Managing cyber risk at NHS trust board level
On 3 November, techUK and member Reliance acsn hosted a roundtable to discuss cyber security and its implications for NHS trusts. The aim was to:
- Understand NHS trusts' perspective of the challenges they face
- Formulate basic advice to NHS trust boards on how to manage cyber risk.
Those present at the roundtable were representative from NHS trusts and NHS Digital, and subject matter experts from the cyber security sector.
Participants considered the following questions in open discussion:
- How do NHS trusts view cyber security and how do they relate it to business risk?
- What advice would best serve NHS trusts to manage and have control over cyber risk?
Here are some of the emerging themes:
- Keeping on top of emerging technology is a constant challenge as is the demand for integration and interconnectivity of disparate systems, often with unsupported software, which can present a paradox in terms of security.
- Trusts differ widely, in terms of size, funding, responsibility etc. A one-size-fits-all approach is therefore unlikely to work. The centre has an important role to play in providing advice as well as centralised capability, but the dynamic of this role is not fully refined. What should be provided by the centre and what locally is still not defined clearly.
- Managing legacy systems remains a particular challenge. NHS trusts have a mix of OT and IT which makes cyber defence particularly complex. Underinvestment in technology has exacerbated the problem of legacy equipment and systems. The NHS should commit to investing in core infrastructure and skills to ensure it is in the best position to manage risks around that infrastructure.
- A senior leadership community on cyber is absent. Such a network between trusts and other NHS bodies would facilitate the sharing of best practice and lessons learned.

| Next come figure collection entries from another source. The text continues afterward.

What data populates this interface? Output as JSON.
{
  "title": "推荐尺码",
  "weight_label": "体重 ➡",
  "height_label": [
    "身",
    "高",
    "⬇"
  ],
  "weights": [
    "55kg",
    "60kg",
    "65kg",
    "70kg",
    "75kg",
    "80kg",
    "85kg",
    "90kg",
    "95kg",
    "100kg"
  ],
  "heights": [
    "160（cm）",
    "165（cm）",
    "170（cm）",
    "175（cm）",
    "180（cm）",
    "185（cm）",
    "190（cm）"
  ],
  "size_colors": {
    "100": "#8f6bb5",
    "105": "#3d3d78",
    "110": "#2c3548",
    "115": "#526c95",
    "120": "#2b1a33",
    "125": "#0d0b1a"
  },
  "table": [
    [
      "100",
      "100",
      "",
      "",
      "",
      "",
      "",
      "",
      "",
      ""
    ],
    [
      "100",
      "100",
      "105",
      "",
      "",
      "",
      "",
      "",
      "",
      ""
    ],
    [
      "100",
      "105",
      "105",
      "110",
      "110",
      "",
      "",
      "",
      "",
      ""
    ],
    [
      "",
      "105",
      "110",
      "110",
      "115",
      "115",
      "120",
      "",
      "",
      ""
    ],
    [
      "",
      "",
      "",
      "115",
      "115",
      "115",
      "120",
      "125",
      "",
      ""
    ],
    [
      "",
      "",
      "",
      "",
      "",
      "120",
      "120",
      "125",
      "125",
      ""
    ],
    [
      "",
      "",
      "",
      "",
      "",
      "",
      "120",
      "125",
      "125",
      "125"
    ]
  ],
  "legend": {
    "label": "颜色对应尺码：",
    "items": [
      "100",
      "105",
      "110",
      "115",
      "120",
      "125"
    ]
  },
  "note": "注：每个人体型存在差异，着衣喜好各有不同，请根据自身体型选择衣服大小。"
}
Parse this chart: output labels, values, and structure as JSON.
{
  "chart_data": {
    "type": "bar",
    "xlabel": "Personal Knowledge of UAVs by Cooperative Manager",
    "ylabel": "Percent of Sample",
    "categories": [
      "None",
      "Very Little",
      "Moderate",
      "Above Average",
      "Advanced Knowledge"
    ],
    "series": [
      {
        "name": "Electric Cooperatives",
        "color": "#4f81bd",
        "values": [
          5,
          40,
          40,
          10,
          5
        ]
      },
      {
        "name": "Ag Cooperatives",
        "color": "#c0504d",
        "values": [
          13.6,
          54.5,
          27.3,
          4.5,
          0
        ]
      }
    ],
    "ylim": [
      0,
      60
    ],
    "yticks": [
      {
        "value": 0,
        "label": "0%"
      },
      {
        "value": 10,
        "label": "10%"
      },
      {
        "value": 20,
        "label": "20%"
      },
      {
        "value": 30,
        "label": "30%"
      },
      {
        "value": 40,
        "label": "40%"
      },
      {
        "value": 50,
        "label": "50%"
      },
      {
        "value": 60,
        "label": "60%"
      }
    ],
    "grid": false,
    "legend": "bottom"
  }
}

A community/platform through which SIROs can come together/communicate would also help. There is also too much confusion around different roles – SIROs, Caldicott Guardians, CISOs, other IT leads – and how they relate to and complement each other.
- ‘Translators’ – tech experts able to communicate effectively to generalists - would help boards understand cyber. Cyber comes across as a specialist subject. Language is often technical, couched ‘in fear’, and does not easily correlate to the business, which makes it difficult to judge risk appetite. It needs to be more accessible. Boards need to take time to engage intellectually with cyber as they have with other complex business disciplines such as finance. Boards should not be afraid to appoint directors with technical understanding.
- The increase in remote working as a result of COVID-19 has changed the threat landscape. BYOD (Bring Your Own Device) has increased, introducing new vulnerabilities. The cyber threat has evolved since WannaCry and will continue to do so. Trusts need to get the basics of digital hygiene and resilience (legacy management, authentication, access controls etc.) right.
- The NCSC provides excellent guidance both generic and specific to NHS trusts. This includes generic advice to boards on how to manage cyber risk. There is a need however to provide guidance for NHS trust boards that answers the specific challenges they face.
WannaCry: Reflections on where we are now
The roundtable included a presentation on WannaCry, lessons learnt and their relevance to the current threat landscape. The following points were made:
- WannaCry was not a new phenomenon. The NHS had experienced previous attacks. The difference with Wannacry was its velocity and scope.
- A lack of basic IT hygiene – failure to patch, poor infrastructure design, basic IT disciplines that were not followed – exacerbated its impact: a lesson to boards to resource the IT function to run optimally.
- Leadership is key to managing a crisis. It is the responsibility of each statutory organisation to ensure they are able to cope with the challenges they have as an organisation.
- It is recommended that Boards nominate a qualified leader to oversee cyber risk and treat it no differently from any other business risk.
- Boards should leverage the digital knowledge of non-executive directors and encourage those who are literate in cyber onto trust boards. They can play an important role in educating boards and brining lessons and experience from other sectors.
- The NHS nationally has done great work around the cyber security operations centre, centralised delivery of O365/Windows 10 and putting in place technologies to enable national monitoring. The introduction of CyberEssentials should continue to raise standards.
- WannaCry challenged trusts's willingness to communicate and collaborate on cyber. Some participants were not convinced that trusts were cooperating within their Integrated Care Systems. “We can’t mitigate every risk. We need to be prepared for our response when an attack hits.”
- Cyber is not an issue about technology. It is about governance, process and above all people. The biggest risk factor was not technology, but “the individual who allowed the ransomware in”.
- There is a concern that the lessons from WannaCry are being forgotten despite the threat being still there.
- Investment needs to be a part of standard budgeting by trusts and not national funding.